On Saturday morning, August 10, 1991, Chawee Borders and her sister Somjit went to the monastery to cook food for monks, the most basic Thai devotional practice. She was late. Approximately 2,500 years ago the Buddha ruled in the Vinaya that monks cannot eat after 11 a.m. As she rushed to the kitchen and began to cook, Chawee noticed the orange-clothed figures lying in a circle on the floor. They were sleeping late, she thought, as she began to cook. Perhaps they were new monks who had arrived late the night before. Then she considered that something else was amiss. She left her sister cooking in the kitchen in order to take a closer look, and she saw that one monk was lying with his body touching the body of a nun, a serious offense according to the Vinaya. Somjit came out and saw the blood. The six monks, a nun, a novice, and a layman were not sleeping but dead—a few hours earlier they had been herded from their beds by grapeshot fired at them, forced to kneel down, and executed by assailants wearing latex gloves. Chawee pulled Somjit, who was screaming, by the arm out of the wat to a neighbor to call the police.
Although Carol Alteneder had lived next to the temple for three years, it took the tragedy to throw Chawee and Somjit into contact with her. In the past she had called the police when she saw the monks working on temple property, mistaking their orange robes for the dress of prisoners from the Arizona penitentiary. Over the next week, Thais would be forced to deal with the world of mainstream Americans who had jostled them and then passed on down the road, with the car radio tuned to a different station.
America had always been strange to them. In America people passed each other on the street and didn’t smile, while in Thailand even people who never met addressed each other by family names—sister, brother, mother, or uncle. They made money and put on weight and also built a temple. They sent to Thailand for monks to live in it. Amid the feast of America, they wanted a Buddhist skeleton present to remind them that deep down all is impermanent, marked by suffering, and empty. Now dazed and terrified, they were too polite to evade the reporters who descended on them and who thought that monks wore gold jewelry or that the gilt concrete statue of the Buddha in the temple was solid gold.
For six days the Thais made the 15-mile journey from downtown Phoenix to the temple in the middle of a cotton field, and for six days they were turned back while the sheriff’s men searched inside for clues. The bodies were taken to the morgue, and it eventually cost the Thai community $30,000 to reclaim them. “In my village when a monk died we put poison herbs in the body’s mouth, and the spirit returned and told the monk who killed him. Here they won’t let us touch the bodies,” said Patrida Hempimarman, a waitress at the Spicy Thai Restaurant.
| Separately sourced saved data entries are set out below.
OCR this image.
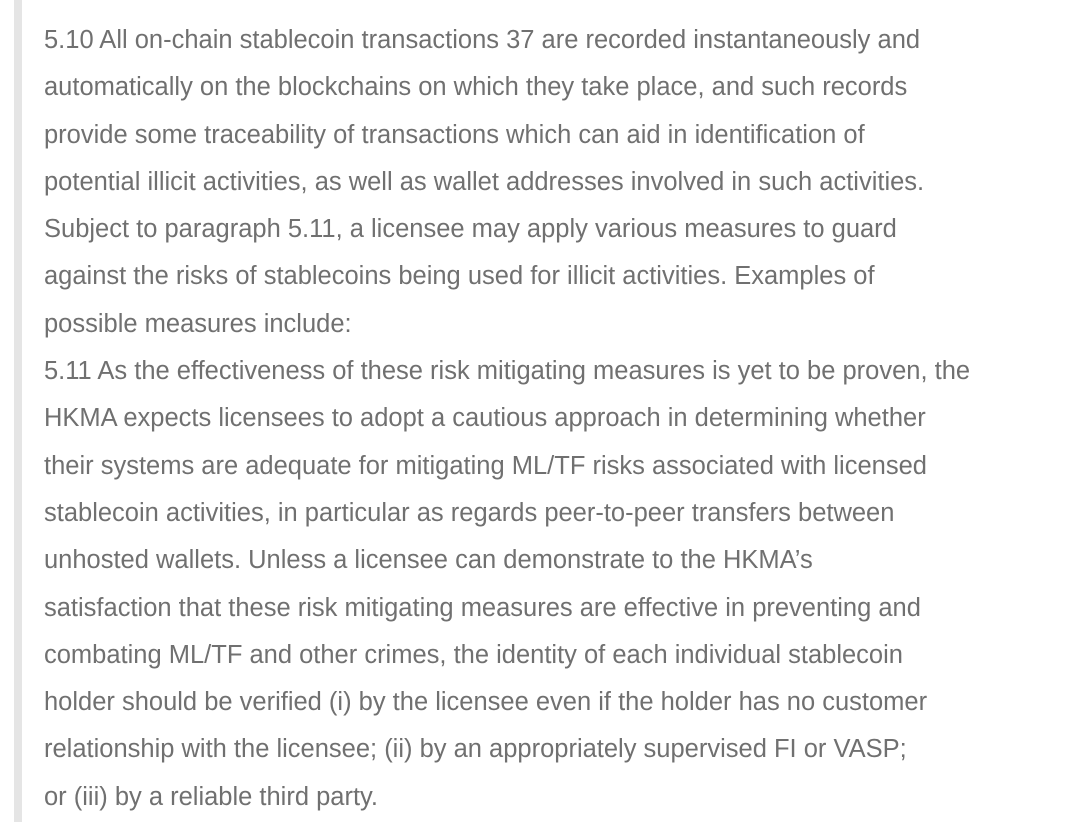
5.10 All on-chain stablecoin transactions 37 are recorded instantaneously and
automatically on the blockchains on which they take place, and such records
provide some traceability of transactions which can aid in identification of
potential illicit activities, as well as wallet addresses involved in such activities.
Subject to paragraph 5.11, a licensee may apply various measures to guard
against the risks of stablecoins being used for illicit activities. Examples of
possible measures include:
5.11 As the effectiveness of these risk mitigating measures is yet to be proven, the
HKMA expects licensees to adopt a cautious approach in determining whether
their systems are adequate for mitigating ML/TF risks associated with licensed
stablecoin activities, in particular as regards peer-to-peer transfers between
unhosted wallets. Unless a licensee can demonstrate to the HKMA’s
satisfaction that these risk mitigating measures are effective in preventing and
combating ML/TF and other crimes, the identity of each individual stablecoin
holder should be verified (i) by the licensee even if the holder has no customer
relationship with the licensee; (ii) by an appropriately supervised FI or VASP;
or (iii) by a reliable third party.
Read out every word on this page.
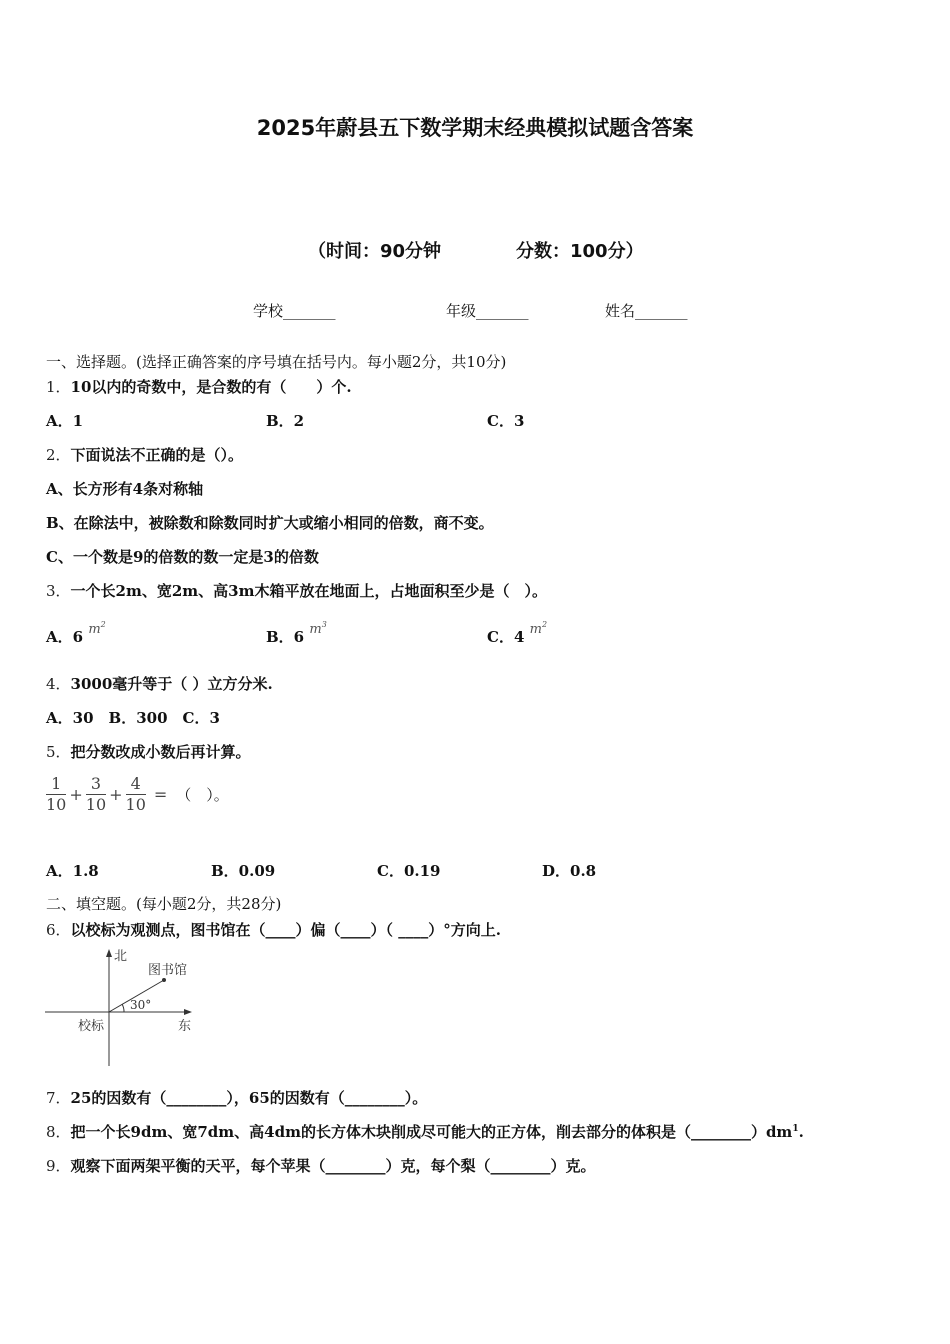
2025年蔚县五下数学期末经典模拟试题含答案
（时间：90分钟	分数：100分）
学校_______	年级_______	姓名_______
一、选择题。(选择正确答案的序号填在括号内。每小题2分，共10分)
1．10以内的奇数中，是合数的有（　　）个.
A．1	B．2	C．3
2．下面说法不正确的是（）。
A、长方形有4条对称轴
B、在除法中，被除数和除数同时扩大或缩小相同的倍数，商不变。
C、一个数是9的倍数的数一定是3的倍数
3．一个长2m、宽2m、高3m木箱平放在地面上，占地面积至少是（　）。
A．6 $m^2$
B．6 $m^3$
C．4 $m^2$
4．3000毫升等于（ ）立方分米.
A．30　B．300　C．3
5．把分数改成小数后再计算。
$\frac{1}{10} + \frac{3}{10} + \frac{4}{10}$ = （　）。
A．1.8	B．0.09	C．0.19	D．0.8
二、填空题。(每小题2分，共28分)
6．以校标为观测点，图书馆在（____）偏（____）（ ____）°方向上.
北
东
校标
图书馆
30°
7．25的因数有（________），65的因数有（________）。
8．把一个长9dm、宽7dm、高4dm的长方体木块削成尽可能大的正方体，削去部分的体积是$(\_\_\_\_\_\_\_\_)dm^1$.
9．观察下面两架平衡的天平，每个苹果（________）克，每个梨（________）克。
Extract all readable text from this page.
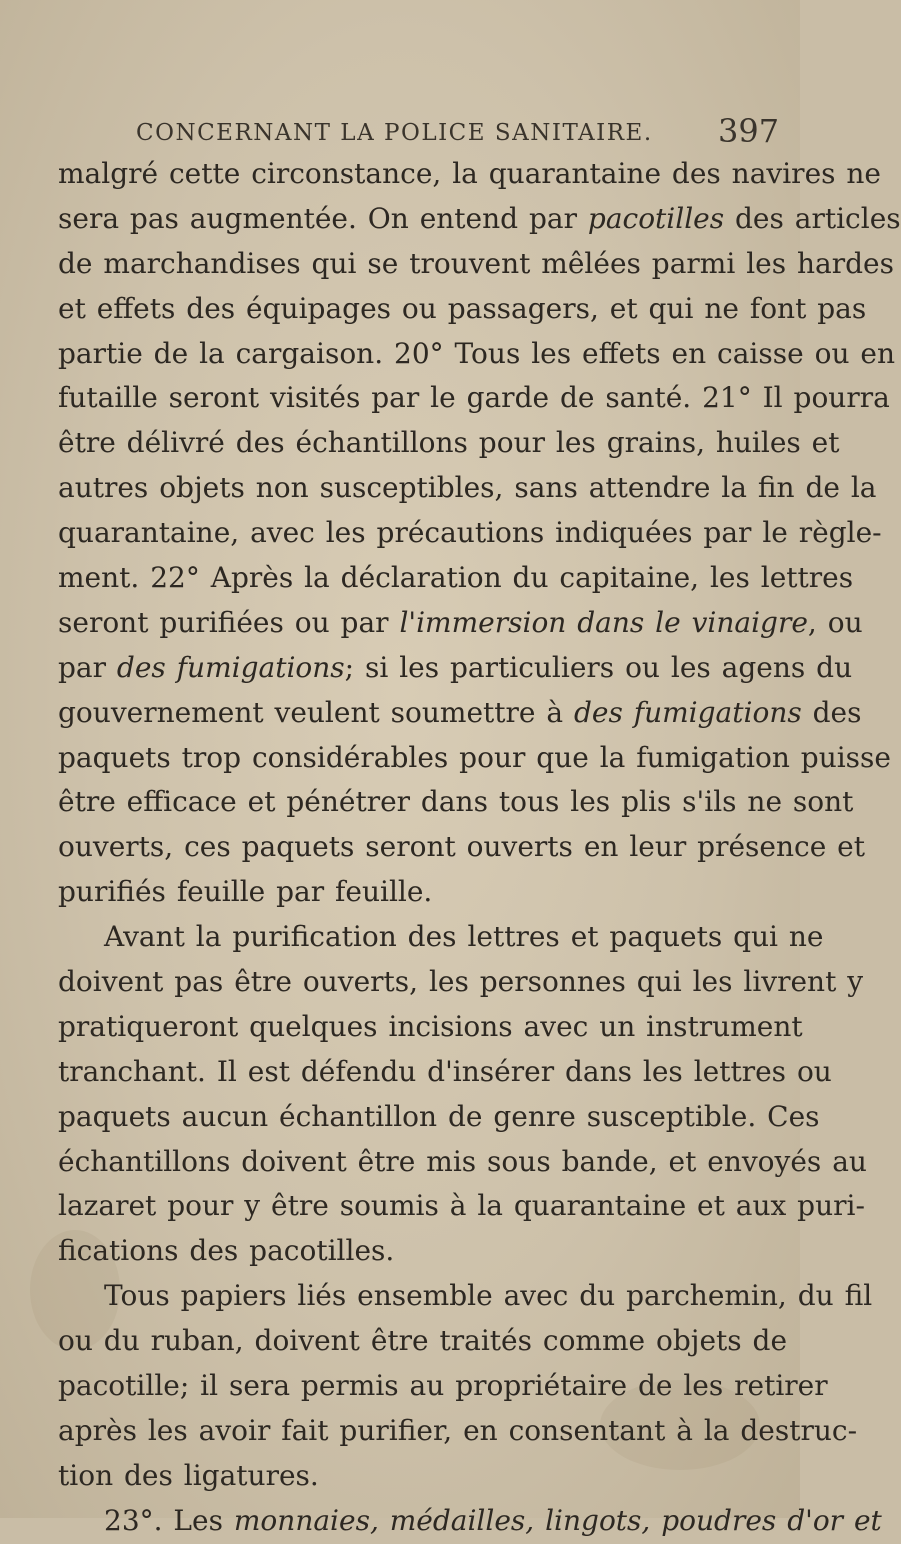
CONCERNANT LA POLICE SANITAIRE. 397
malgré cette circonstance, la quarantaine des navires ne
sera pas augmentée. On entend par pacotilles des articles
de marchandises qui se trouvent mêlées parmi les hardes
et effets des équipages ou passagers, et qui ne font pas
partie de la cargaison. 20° Tous les effets en caisse ou en
futaille seront visités par le garde de santé. 21° Il pourra
être délivré des échantillons pour les grains, huiles et
autres objets non susceptibles, sans attendre la fin de la
quarantaine, avec les précautions indiquées par le règle-
ment. 22° Après la déclaration du capitaine, les lettres
seront purifiées ou par l'immersion dans le vinaigre, ou
par des fumigations; si les particuliers ou les agens du
gouvernement veulent soumettre à des fumigations des
paquets trop considérables pour que la fumigation puisse
être efficace et pénétrer dans tous les plis s'ils ne sont
ouverts, ces paquets seront ouverts en leur présence et
purifiés feuille par feuille.
Avant la purification des lettres et paquets qui ne
doivent pas être ouverts, les personnes qui les livrent y
pratiqueront quelques incisions avec un instrument
tranchant. Il est défendu d'insérer dans les lettres ou
paquets aucun échantillon de genre susceptible. Ces
échantillons doivent être mis sous bande, et envoyés au
lazaret pour y être soumis à la quarantaine et aux puri-
fications des pacotilles.
Tous papiers liés ensemble avec du parchemin, du fil
ou du ruban, doivent être traités comme objets de
pacotille; il sera permis au propriétaire de les retirer
après les avoir fait purifier, en consentant à la destruc-
tion des ligatures.
23°. Les monnaies, médailles, lingots, poudres d'or et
“I don’t know. I don’t understand. I don’t believe,” said Rattyaporn Phrapatpana, a Thai woman studying for a business degree in Phoenix, in response to the slayings. It was incomprehensible to the Thais that anyone would think to make monks, who are prohibited from holding money by the Vinaya, a target of robbery. On September 13, 1991, the Maricopa County sheriff’s office arrested five men for the crimes. They said the five men, three of whom were later indicted by the grand jury, came from a high-crime neighborhood in Tucson, drove to Phoenix where they bought marijuana and crack, and then ransacked the temple looking for a cache of money. Then, according to the police, they executed the nine people one by one, perhaps to find what they believed were the temple’s treasures or perhaps in anger at not finding any. Before they left, they stole two CD players, a camera, and two rings, and they carved the word blood, the name of the gang, on a piece of temple wall. Some speculated that they had been to the temple before and knew about the $5,900 in temple funds—$900 from community contributions and $5,000 left over from an account to host fifty Thai monks visiting the United States.